Resveratrol’s antioxidant and anti-aging ability
Resveratrol is a non-flavonoid polyphenol compound produced by a variety of plants, also known as stilbene. In the 1870s, people first discovered the presence of resveratrol in grape skins. The original resveratrol in wine is due to the natural production of a phytotoxin in the grapevines to resist the invasion of mold, which is called plant The natural patron saint is not an exaggeration. It not only exists in grape skins, but also in plants such as Polygonum cuspidatum, peanuts, and mulberries.

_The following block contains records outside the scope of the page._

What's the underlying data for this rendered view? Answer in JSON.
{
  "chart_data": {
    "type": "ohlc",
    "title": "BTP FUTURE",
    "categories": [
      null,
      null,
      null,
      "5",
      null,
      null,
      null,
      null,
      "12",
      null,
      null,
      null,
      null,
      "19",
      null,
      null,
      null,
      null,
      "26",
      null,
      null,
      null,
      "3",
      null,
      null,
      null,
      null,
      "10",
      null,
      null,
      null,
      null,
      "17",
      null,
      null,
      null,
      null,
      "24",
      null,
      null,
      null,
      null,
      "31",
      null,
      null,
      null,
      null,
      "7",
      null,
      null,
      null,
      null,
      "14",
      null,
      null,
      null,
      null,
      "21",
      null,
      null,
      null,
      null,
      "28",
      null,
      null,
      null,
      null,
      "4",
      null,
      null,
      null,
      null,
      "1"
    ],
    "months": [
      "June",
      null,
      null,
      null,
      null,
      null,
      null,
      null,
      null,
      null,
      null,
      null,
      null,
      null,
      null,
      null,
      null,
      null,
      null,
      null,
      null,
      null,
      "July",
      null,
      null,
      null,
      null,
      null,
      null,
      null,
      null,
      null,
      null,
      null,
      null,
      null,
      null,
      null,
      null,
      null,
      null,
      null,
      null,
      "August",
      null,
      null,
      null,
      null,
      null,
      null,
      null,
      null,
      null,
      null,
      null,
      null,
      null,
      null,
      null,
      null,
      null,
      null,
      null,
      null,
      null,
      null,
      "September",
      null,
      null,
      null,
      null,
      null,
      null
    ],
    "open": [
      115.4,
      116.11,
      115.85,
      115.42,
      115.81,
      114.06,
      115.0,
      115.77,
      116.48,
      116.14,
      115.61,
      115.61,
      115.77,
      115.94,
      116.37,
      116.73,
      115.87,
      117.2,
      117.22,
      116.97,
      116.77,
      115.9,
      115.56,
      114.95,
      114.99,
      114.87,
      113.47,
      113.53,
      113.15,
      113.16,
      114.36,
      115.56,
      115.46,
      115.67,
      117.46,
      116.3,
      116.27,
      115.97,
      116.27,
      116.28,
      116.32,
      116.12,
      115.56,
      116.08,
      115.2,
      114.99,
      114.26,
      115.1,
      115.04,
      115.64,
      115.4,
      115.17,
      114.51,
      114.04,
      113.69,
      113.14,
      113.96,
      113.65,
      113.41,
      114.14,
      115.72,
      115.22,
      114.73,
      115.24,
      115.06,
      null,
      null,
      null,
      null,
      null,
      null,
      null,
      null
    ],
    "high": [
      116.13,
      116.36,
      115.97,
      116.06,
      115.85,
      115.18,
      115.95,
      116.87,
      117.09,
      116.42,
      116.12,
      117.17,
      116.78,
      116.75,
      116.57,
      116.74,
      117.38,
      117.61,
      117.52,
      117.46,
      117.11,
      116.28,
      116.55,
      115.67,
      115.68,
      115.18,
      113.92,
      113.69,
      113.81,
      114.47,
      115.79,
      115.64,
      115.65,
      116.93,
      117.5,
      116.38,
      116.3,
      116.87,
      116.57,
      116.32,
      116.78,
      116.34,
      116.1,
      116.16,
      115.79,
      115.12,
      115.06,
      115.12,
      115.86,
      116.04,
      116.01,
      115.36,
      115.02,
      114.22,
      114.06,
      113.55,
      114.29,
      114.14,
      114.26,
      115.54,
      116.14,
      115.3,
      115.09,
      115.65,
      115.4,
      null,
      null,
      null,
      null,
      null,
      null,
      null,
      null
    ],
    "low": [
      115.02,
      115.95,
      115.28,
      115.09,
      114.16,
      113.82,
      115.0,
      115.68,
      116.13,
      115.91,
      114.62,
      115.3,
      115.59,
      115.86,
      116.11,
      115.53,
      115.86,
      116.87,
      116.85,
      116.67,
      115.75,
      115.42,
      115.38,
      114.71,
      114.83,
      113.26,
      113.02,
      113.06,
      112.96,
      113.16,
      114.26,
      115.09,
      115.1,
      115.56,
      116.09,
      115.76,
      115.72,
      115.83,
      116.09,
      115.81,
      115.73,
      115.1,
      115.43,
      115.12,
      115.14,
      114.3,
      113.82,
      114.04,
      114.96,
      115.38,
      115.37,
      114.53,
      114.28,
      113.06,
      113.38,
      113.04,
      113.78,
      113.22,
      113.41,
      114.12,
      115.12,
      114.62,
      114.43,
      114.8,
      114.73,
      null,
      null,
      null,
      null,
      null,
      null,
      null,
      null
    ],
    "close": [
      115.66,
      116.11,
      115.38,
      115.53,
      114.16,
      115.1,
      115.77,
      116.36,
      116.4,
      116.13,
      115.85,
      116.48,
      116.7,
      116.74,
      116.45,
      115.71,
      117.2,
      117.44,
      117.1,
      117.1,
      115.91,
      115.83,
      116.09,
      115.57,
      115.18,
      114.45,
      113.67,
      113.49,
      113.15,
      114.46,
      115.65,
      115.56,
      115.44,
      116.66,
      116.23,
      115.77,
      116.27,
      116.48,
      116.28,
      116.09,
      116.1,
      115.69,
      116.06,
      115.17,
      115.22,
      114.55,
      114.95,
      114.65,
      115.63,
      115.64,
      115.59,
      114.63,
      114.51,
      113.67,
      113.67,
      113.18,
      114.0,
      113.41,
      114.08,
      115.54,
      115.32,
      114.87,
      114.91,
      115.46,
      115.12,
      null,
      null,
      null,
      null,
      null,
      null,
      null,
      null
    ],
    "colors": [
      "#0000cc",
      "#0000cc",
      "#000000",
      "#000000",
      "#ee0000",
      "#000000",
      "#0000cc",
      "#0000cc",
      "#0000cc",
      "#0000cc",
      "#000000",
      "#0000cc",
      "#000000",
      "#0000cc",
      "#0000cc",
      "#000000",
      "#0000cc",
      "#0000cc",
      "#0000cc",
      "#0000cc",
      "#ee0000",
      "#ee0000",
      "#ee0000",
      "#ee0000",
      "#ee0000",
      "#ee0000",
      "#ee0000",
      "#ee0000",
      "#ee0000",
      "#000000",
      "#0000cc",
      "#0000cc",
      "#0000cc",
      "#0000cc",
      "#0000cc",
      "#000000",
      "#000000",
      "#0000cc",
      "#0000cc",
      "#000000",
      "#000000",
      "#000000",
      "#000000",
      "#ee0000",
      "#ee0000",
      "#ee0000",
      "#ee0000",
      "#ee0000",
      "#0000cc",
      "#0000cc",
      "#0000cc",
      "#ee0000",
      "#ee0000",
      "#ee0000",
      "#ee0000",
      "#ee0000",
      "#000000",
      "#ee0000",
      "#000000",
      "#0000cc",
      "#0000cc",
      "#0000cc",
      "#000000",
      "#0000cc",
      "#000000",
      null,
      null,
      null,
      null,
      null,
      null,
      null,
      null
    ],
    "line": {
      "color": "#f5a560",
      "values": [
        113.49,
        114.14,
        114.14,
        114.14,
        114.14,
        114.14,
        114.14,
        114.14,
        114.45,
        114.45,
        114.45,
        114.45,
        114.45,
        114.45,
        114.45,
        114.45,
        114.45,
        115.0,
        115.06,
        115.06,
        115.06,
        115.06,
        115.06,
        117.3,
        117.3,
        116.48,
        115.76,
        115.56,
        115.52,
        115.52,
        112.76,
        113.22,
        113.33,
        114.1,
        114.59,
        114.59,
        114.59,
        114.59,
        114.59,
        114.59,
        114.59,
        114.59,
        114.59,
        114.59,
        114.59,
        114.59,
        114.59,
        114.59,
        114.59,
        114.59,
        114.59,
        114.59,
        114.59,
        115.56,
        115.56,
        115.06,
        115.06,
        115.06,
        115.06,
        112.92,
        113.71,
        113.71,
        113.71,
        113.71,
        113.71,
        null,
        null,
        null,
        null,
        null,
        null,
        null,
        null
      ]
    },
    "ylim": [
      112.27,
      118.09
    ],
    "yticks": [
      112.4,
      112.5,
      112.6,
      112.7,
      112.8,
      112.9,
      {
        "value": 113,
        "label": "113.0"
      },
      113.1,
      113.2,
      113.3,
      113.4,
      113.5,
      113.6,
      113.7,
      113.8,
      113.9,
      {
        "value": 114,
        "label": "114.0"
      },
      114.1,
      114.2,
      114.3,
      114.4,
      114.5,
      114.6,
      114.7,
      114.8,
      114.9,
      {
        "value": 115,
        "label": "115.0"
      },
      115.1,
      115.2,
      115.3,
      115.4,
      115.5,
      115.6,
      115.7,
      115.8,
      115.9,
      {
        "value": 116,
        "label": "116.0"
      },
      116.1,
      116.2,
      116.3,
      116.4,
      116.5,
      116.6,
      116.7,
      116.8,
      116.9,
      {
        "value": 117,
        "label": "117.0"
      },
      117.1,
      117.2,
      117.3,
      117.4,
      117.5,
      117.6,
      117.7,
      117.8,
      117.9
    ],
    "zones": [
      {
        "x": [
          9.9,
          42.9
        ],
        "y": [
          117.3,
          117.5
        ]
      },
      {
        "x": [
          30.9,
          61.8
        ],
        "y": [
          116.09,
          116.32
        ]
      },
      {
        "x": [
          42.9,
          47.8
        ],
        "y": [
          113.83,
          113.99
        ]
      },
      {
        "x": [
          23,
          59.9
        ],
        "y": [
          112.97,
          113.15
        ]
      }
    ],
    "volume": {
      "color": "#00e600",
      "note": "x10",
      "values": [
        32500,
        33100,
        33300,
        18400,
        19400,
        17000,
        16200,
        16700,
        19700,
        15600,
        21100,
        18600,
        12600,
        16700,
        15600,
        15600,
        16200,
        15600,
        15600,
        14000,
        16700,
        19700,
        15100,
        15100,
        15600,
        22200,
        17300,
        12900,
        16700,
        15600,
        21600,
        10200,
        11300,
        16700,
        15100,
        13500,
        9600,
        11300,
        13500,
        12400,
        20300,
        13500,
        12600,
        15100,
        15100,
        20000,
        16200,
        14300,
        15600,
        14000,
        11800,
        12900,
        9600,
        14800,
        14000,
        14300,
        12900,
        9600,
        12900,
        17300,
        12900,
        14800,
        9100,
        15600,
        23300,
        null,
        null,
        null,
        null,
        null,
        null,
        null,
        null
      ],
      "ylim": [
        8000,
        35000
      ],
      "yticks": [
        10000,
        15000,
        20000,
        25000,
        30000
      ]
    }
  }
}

How did resveratrol get hot?
The World Health Organization initiated a global collaborative research program on cardiovascular disease in 1980 to monitor the population of cardiovascular disease trends and determinants. According to investigations and studies, it is found that French people like to drink red wine, while the United States, where cardiovascular disease is high, does not drink red wine. Instead, it likes to drink beer and sweet wine. Nutritionists and scientists realized that French people love to drink red wine may be a “French paradox.” “The main reason, but it has not been clear which substance in the red wine is at work… Until 1992, Cornell University researchers detected resveratrol in red wine, thinking that this might be a “French paradox”. The secret of “On”… So the researchers published the results in a well-known medical journal, and then spread it all over Europe and the United States, which aroused the curiosity of the world about resveratrol… Then, the American CBS TV station spent 60 minutes reporting this “France”. The theme of “paradox”, after spreading that most Americans knew about this matter, became a hot topic in the United States at the time, because Americans always believed that alcohol was harmful to humans, and the highest mortality rate in the United States at that time was cardiovascular disease…Interestingly, People rushed to buy wine all at once, regardless of whether they were buying white wine or red wine. Since then, wine sales in the United States have increased fourfold, and resveratrol has become one of the most popular health elements in the world.
So what are the benefits of resveratrol for the skin? When applied topically, resveratrol can prevent sun damage, improve collagen synthesis and reduce cell damage. It is a stable and effective antioxidant. At the same time, it has the ability to resist ultraviolet radiation, and strong oxygen free radical scavenging ability, whitening and lightening spots. It also has excellent anti-aging ability and anti-lipid peroxidation. If some cosmetics and skin care products use resveratrol as an additive to blend into them, they can have a significant moisture-locking effect on skin dehydration and dryness, and keep the skin moisturized and elastic. Therefore, resveratrol has an incredible protective effect on the skin.